Some bands take years to find members that will stick with them, not cause arguments, and avoid that “musical differences” label that splits up so many bands.
But other bands, like Kryptik Mutation, start off with the correct members that elevate them to the top.
Kryptik Mutation formed in 2019 out of a collaboration between five Hidalgo County-based musicians with a wealth of experience in the RGV metal scene.
With Christopher De Leon on vocals, Efren Treviño on bass, Dan Garcia on drums, and the guitar duo of Jon Treviño and Fred Gonzalez, Kryptik Mutation were ready to blast onto the scene right from the get-go.
“This might be the first band I’ve been in where we’re all friends and get along really well,” said De Leon. “We’ve never even had an argument! We all have the same vision when it comes to music.”
Taking inspiration from thrash and death metal bands Suffocation, Municipal Waste, and Dying Fetus, among others, Kryptik Mutation is set on creating a sound that could go toe-to-toe with any of the genre’s best.
While most local bands set their first sites on touring across the RGV and spreading their name around, Kryptik Mutation was stripped of those opportunities when the COVID-19 pandemic shook the world and effectively canceled all local concerts for most of 2020.
Instead of being discouraged by this, though, Kryptik Mutation decided to turn their sights on the studio to lay down some music.
The band spent the year writing, recording, and producing songs for their debut album, Pulled From the Pit, which would come out on May 7.
Pulled From the Pit is a remarkably heavy album that is certainly worth a listen for anyone interested in death/thrash metal.
Opening the album is the immediately hard-charging “Placentapede” which is more than enough to show this band can blast beat their way through any song.
Kryptik Mutation maintains their brutal edge throughout the record, but they are not afraid to venture into the melodic death metal category on songs like “Demons Crest.”
The band’s music is a collaboration from every band member each throwing in their personal touch.
“We’re all guitarists so we can all throw in a riff or two to each song,” said Jon Treviño. “With everyone contributing we get the best sound we want.”
The album’s lyrics are mostly penned by the band’s vocalist and focus on war and gore with an overall horror movie theme.
“When I write lyrics I see it like writing a horror movie script,” said De Leon. “I like to take on a storyteller role.”
Pulled From the Pit is a classic death metal release with a well-produced sound, which is fitting as it was recorded at McAllen’s Widowmaker Studios, a recording studio becoming a powerhouse for RGV metal bands.
Following the album’s release, Kryptik Mutation received some well-deserved press on metal music websites and has attracted a wide array of praise.
The band attributes part of this attention to their record label, Redefining Records, who signed the band shortly before the release of Pulled From the Pit, and have promoted the album well.
One of the reasons Redefining Records chose to collaborate with Kryptik Mutation was the professionally made artwork on their album.

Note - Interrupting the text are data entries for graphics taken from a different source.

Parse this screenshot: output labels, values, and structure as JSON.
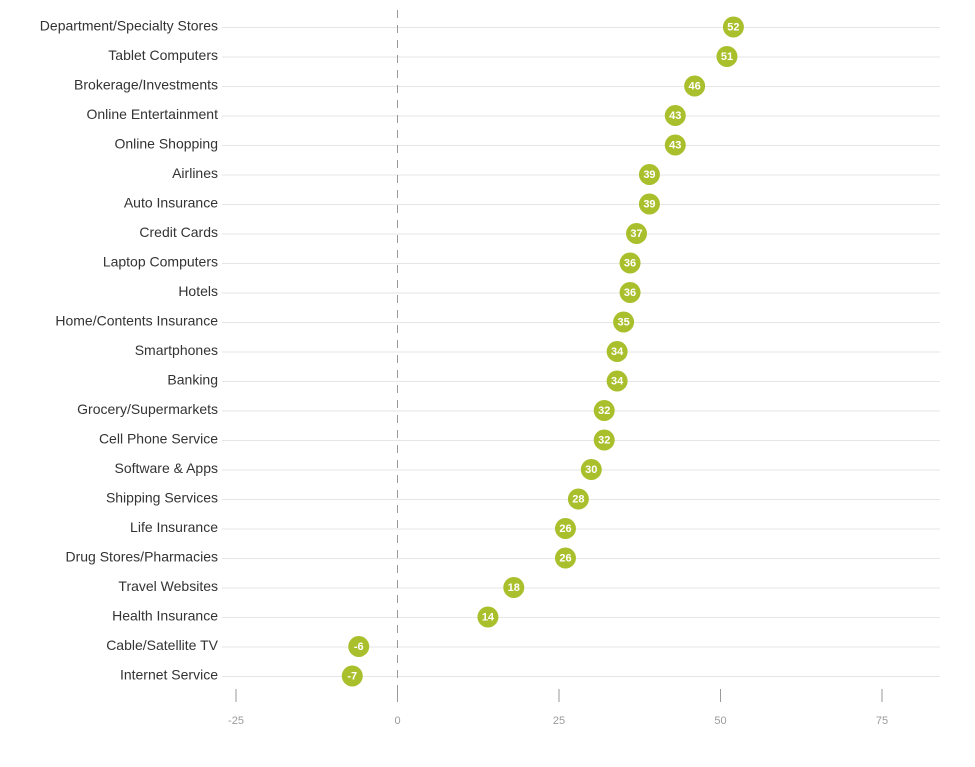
{
  "chart_data": {
    "type": "scatter",
    "categories": [
      "Department/Specialty Stores",
      "Tablet Computers",
      "Brokerage/Investments",
      "Online Entertainment",
      "Online Shopping",
      "Airlines",
      "Auto Insurance",
      "Credit Cards",
      "Laptop Computers",
      "Hotels",
      "Home/Contents Insurance",
      "Smartphones",
      "Banking",
      "Grocery/Supermarkets",
      "Cell Phone Service",
      "Software & Apps",
      "Shipping Services",
      "Life Insurance",
      "Drug Stores/Pharmacies",
      "Travel Websites",
      "Health Insurance",
      "Cable/Satellite TV",
      "Internet Service"
    ],
    "values": [
      52,
      51,
      46,
      43,
      43,
      39,
      39,
      37,
      36,
      36,
      35,
      34,
      34,
      32,
      32,
      30,
      28,
      26,
      26,
      18,
      14,
      -6,
      -7
    ],
    "point_labels": [
      "52",
      "51",
      "46",
      "43",
      "43",
      "39",
      "39",
      "37",
      "36",
      "36",
      "35",
      "34",
      "34",
      "32",
      "32",
      "30",
      "28",
      "26",
      "26",
      "18",
      "14",
      "-6",
      "-7"
    ],
    "x_ticks": [
      -25,
      0,
      25,
      50,
      75
    ],
    "x_tick_labels": [
      "-25",
      "0",
      "25",
      "50",
      "75"
    ],
    "xlim": [
      -25,
      75
    ],
    "title": "",
    "xlabel": "",
    "ylabel": "",
    "grid": true,
    "legend": "none",
    "colors": {
      "point": "#a9bf2c",
      "point_text": "#ffffff",
      "gridline": "#e6e6e6",
      "zero_line": "#9a9a9a",
      "tick": "#9a9a9a",
      "label": "#333333"
    }
  }
}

The artist behind Kryptik Mutation’s debut album artwork is Andrei Bouzikov, the man behind the grueling apocalyptic sci-fi covers found on Municipal Waste’s The Art of Partying, Havok’s Conformicide, and Toxic Holocaust’s Chemistry of Consciousness, among others.
De Leon described that landing the artist was easier than they imagined.

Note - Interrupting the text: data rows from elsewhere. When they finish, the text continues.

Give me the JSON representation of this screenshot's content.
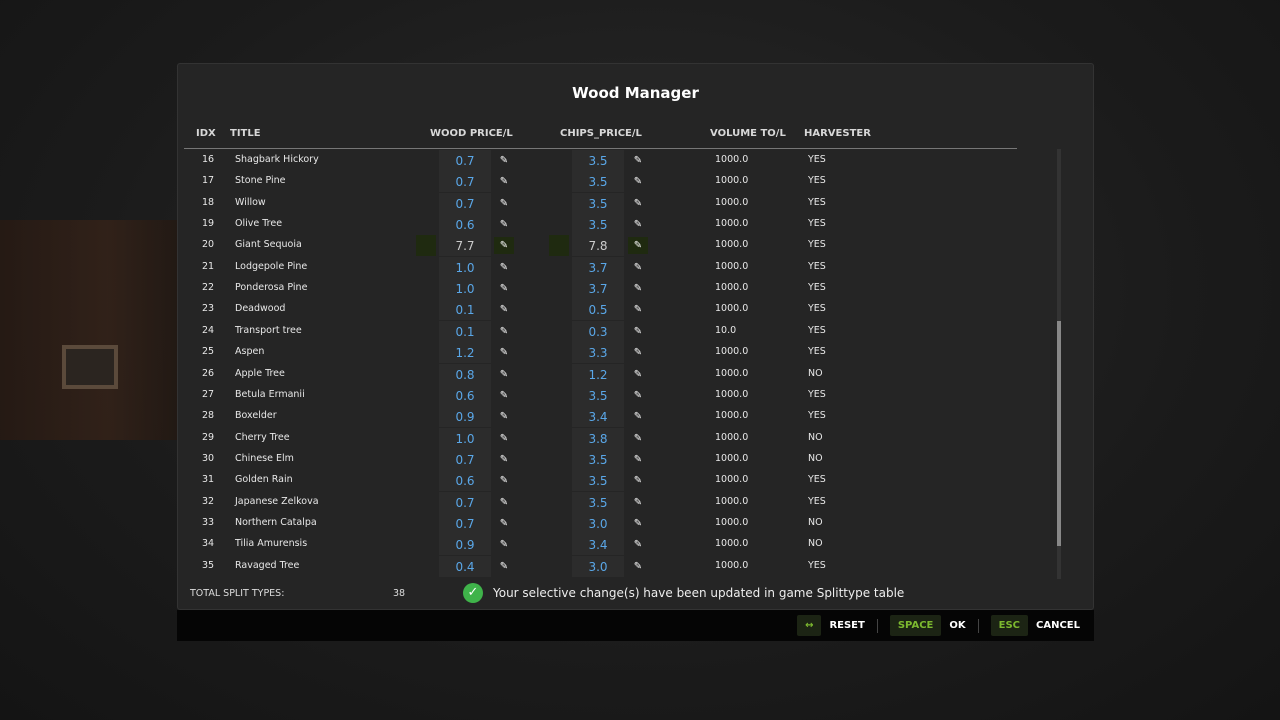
{
  "title": "Wood Manager",
  "headers": {
    "idx": "IDX",
    "title": "TITLE",
    "wood": "WOOD PRICE/L",
    "chips": "CHIPS_PRICE/L",
    "volume": "VOLUME TO/L",
    "harvester": "HARVESTER"
  },
  "rows": [
    [
      "16",
      "Shagbark Hickory",
      "0.7",
      "3.5",
      "1000.0",
      "YES"
    ],
    [
      "17",
      "Stone Pine",
      "0.7",
      "3.5",
      "1000.0",
      "YES"
    ],
    [
      "18",
      "Willow",
      "0.7",
      "3.5",
      "1000.0",
      "YES"
    ],
    [
      "19",
      "Olive Tree",
      "0.6",
      "3.5",
      "1000.0",
      "YES"
    ],
    [
      "20",
      "Giant Sequoia",
      "7.7",
      "7.8",
      "1000.0",
      "YES"
    ],
    [
      "21",
      "Lodgepole Pine",
      "1.0",
      "3.7",
      "1000.0",
      "YES"
    ],
    [
      "22",
      "Ponderosa Pine",
      "1.0",
      "3.7",
      "1000.0",
      "YES"
    ],
    [
      "23",
      "Deadwood",
      "0.1",
      "0.5",
      "1000.0",
      "YES"
    ],
    [
      "24",
      "Transport tree",
      "0.1",
      "0.3",
      "10.0",
      "YES"
    ],
    [
      "25",
      "Aspen",
      "1.2",
      "3.3",
      "1000.0",
      "YES"
    ],
    [
      "26",
      "Apple Tree",
      "0.8",
      "1.2",
      "1000.0",
      "NO"
    ],
    [
      "27",
      "Betula Ermanii",
      "0.6",
      "3.5",
      "1000.0",
      "YES"
    ],
    [
      "28",
      "Boxelder",
      "0.9",
      "3.4",
      "1000.0",
      "YES"
    ],
    [
      "29",
      "Cherry Tree",
      "1.0",
      "3.8",
      "1000.0",
      "NO"
    ],
    [
      "30",
      "Chinese Elm",
      "0.7",
      "3.5",
      "1000.0",
      "NO"
    ],
    [
      "31",
      "Golden Rain",
      "0.6",
      "3.5",
      "1000.0",
      "YES"
    ],
    [
      "32",
      "Japanese Zelkova",
      "0.7",
      "3.5",
      "1000.0",
      "YES"
    ],
    [
      "33",
      "Northern Catalpa",
      "0.7",
      "3.0",
      "1000.0",
      "NO"
    ],
    [
      "34",
      "Tilia Amurensis",
      "0.9",
      "3.4",
      "1000.0",
      "NO"
    ],
    [
      "35",
      "Ravaged Tree",
      "0.4",
      "3.0",
      "1000.0",
      "YES"
    ]
  ],
  "selected_idx": "20",
  "footer": {
    "total_label": "TOTAL SPLIT TYPES:",
    "total_value": "38",
    "message": "Your selective change(s) have been updated in game Splittype table"
  },
  "buttons": [
    {
      "key": "↔",
      "label": "RESET"
    },
    {
      "key": "SPACE",
      "label": "OK"
    },
    {
      "key": "ESC",
      "label": "CANCEL"
    }
  ],
  "colors": {
    "accent": "#7cb82f",
    "value": "#5aa7e8",
    "success": "#3fb34a"
  }
}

“We just sent him an email and he replied really quick,” said De Leon. “He was super nice throughout the whole process and gave us this awesome artwork.”
The members of Kryptik Mutation are thrilled that they have gained a following in such a short time of forming and hope to take this band on a tour of Texas or even the country. Some of the members, such as Jon Treviño and Garcia, have played nationwide tours in past bands.
They acknowledge that the RGV metal scene was more plentiful and supportive in the past but they are always eager to cheer on other local acts and unite the various scenes.
“Back in ’97 or ’98 people would pack venues regardless of what type of music it was but now people only go see the type of music they like,” said Garcia. “We don’t care if it’s a pop show, a punk show, or a metal show, we’ll play at one so that nobody is divided.”
With their first full-length album released, Kryptik Mutation is set to keep recording for another record and plan to hit the stage for their first show as a group on June 12 at Yerberia Cultura in McAllen.